LTE-V2I System Performance Under Different Stochastic Channel Model for Highway Scenarios

Abstract

Vehicle-to-Everything (V2X) is an important research field to study nowadays. This importance comes from that the V2X applications consist of many networks types like Vehicle-to-Vehicle (V2V) and Vehicle-to-Infrastructure (V2I) which they consider the most proper networks in Fifth Generation (5G) systems. The importance of V2I comes from the potential to improve vehicle road safety, enhance traffic and travel efficiency, and provide convenience and comfort for passengers and drivers. These importances need high throughput and less error in communication to meet all the user requirements. At high-speed scenarios, the LTE network is better than to use than the IEEE 802.11p because of its wide coverage and no hidden node problem.

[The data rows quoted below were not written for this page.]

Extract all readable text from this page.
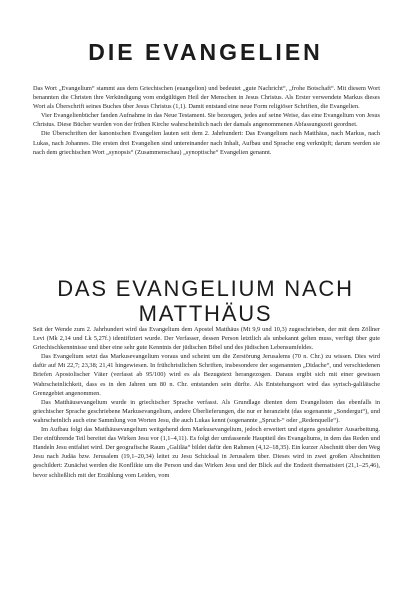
DIE EVANGELIEN

Das Wort „Evangelium“ stammt aus dem Griechischen (euangelion) und bedeutet „gute Nachricht“, „frohe Botschaft“. Mit diesem Wort benannten die Christen ihre Verkündigung vom endgültigen Heil der Menschen in Jesus Christus. Als Erster verwendete Markus dieses Wort als Überschrift seines Buches über Jesus Christus (1,1). Damit entstand eine neue Form religiöser Schriften, die Evangelien.

Vier Evangelienbücher fanden Aufnahme in das Neue Testament. Sie bezeugen, jedes auf seine Weise, das eine Evangelium von Jesus Christus. Diese Bücher wurden von der frühen Kirche wahrscheinlich nach der damals angenommenen Abfassungszeit geordnet.

Die Überschriften der kanonischen Evangelien lauten seit dem 2. Jahrhundert: Das Evangelium nach Matthäus, nach Markus, nach Lukas, nach Johannes. Die ersten drei Evangelien sind untereinander nach Inhalt, Aufbau und Sprache eng verknüpft; darum werden sie nach dem griechischen Wort „synopsis“ (Zusammenschau) „synoptische“ Evangelien genannt.

DAS EVANGELIUM NACH
MATTHÄUS

Seit der Wende zum 2. Jahrhundert wird das Evangelium dem Apostel Matthäus (Mt 9,9 und 10,3) zugeschrieben, der mit dem Zöllner Levi (Mk 2,14 und Lk 5,27f.) identifiziert wurde. Der Verfasser, dessen Person letztlich als unbekannt gelten muss, verfügt über gute Griechischkenntnisse und über eine sehr gute Kenntnis der jüdischen Bibel und des jüdischen Lebensumfeldes.

Das Evangelium setzt das Markusevangelium voraus und scheint um die Zerstörung Jerusalems (70 n. Chr.) zu wissen. Dies wird dafür auf Mt 22,7; 23,38; 21,41 hingewiesen. In frühchristlichen Schriften, insbesondere der sogenannten „Didache“, und verschiedenen Briefen Apostolischer Väter (verfasst ab 95/100) wird es als Bezugstext herangezogen. Daraus ergibt sich mit einer gewissen Wahrscheinlichkeit, dass es in den Jahren um 80 n. Chr. entstanden sein dürfte. Als Entstehungsort wird das syrisch-galiläische Grenzgebiet angenommen.

Das Matthäusevangelium wurde in griechischer Sprache verfasst. Als Grundlage dienten dem Evangelisten das ebenfalls in griechischer Sprache geschriebene Markusevangelium, andere Überlieferungen, die nur er heranzieht (das sogenannte „Sondergut“), und wahrscheinlich auch eine Sammlung von Worten Jesu, die auch Lukas kennt (sogenannte „Spruch-“ oder „Redenquelle“).

Im Aufbau folgt das Matthäusevangelium weitgehend dem Markusevangelium, jedoch erweitert und eigens gestalteter Ausarbeitung. Der einführende Teil bereitet das Wirken Jesu vor (1,1–4,11). Es folgt der umfassende Hauptteil des Evangeliums, in dem das Reden und Handeln Jesu entfaltet wird. Der geografische Raum „Galiläa“ bildet dafür den Rahmen (4,12–18,35). Ein kurzer Abschnitt über den Weg Jesu nach Judäa bzw. Jerusalem (19,1–20,34) leitet zu Jesu Schicksal in Jerusalem über. Dieses wird in zwei großen Abschnitten geschildert: Zunächst werden die Konflikte um die Person und das Wirken Jesu und der Blick auf die Endzeit thematisiert (21,1–25,46), bevor schließlich mit der Erzählung vom Leiden, vom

The problem in Long Term Evolution for vehicle (LTE-V) is that when travelling at high speed, the doppler effect increases cause a very fast changeable channel characteristic that leads to degradation on the system performance. The solution is to use a channel model capable to use in highway scenarios. In this paper, a channel model called the vehicular model (V2I-H) is introduced with an ability to work in highway scenarios with Line-of-Sight (LoS) and Non-LoS links. The performance metrics used in this paper are the Block Error Rate (BLER) and throughput performance of the V2I-H channel model. The simulation performed at high speed equals to 140 km/h in 10 MHz bandwidth for the 2.6 GHz carrier frequency compared with low speed equals 10 km/h. The simulation results show that the V2I-H channel model is suitable to use at high-speed travelling and gives a throughput value reaches to 7 Mbps compared with the channel model used in the low-speed environment.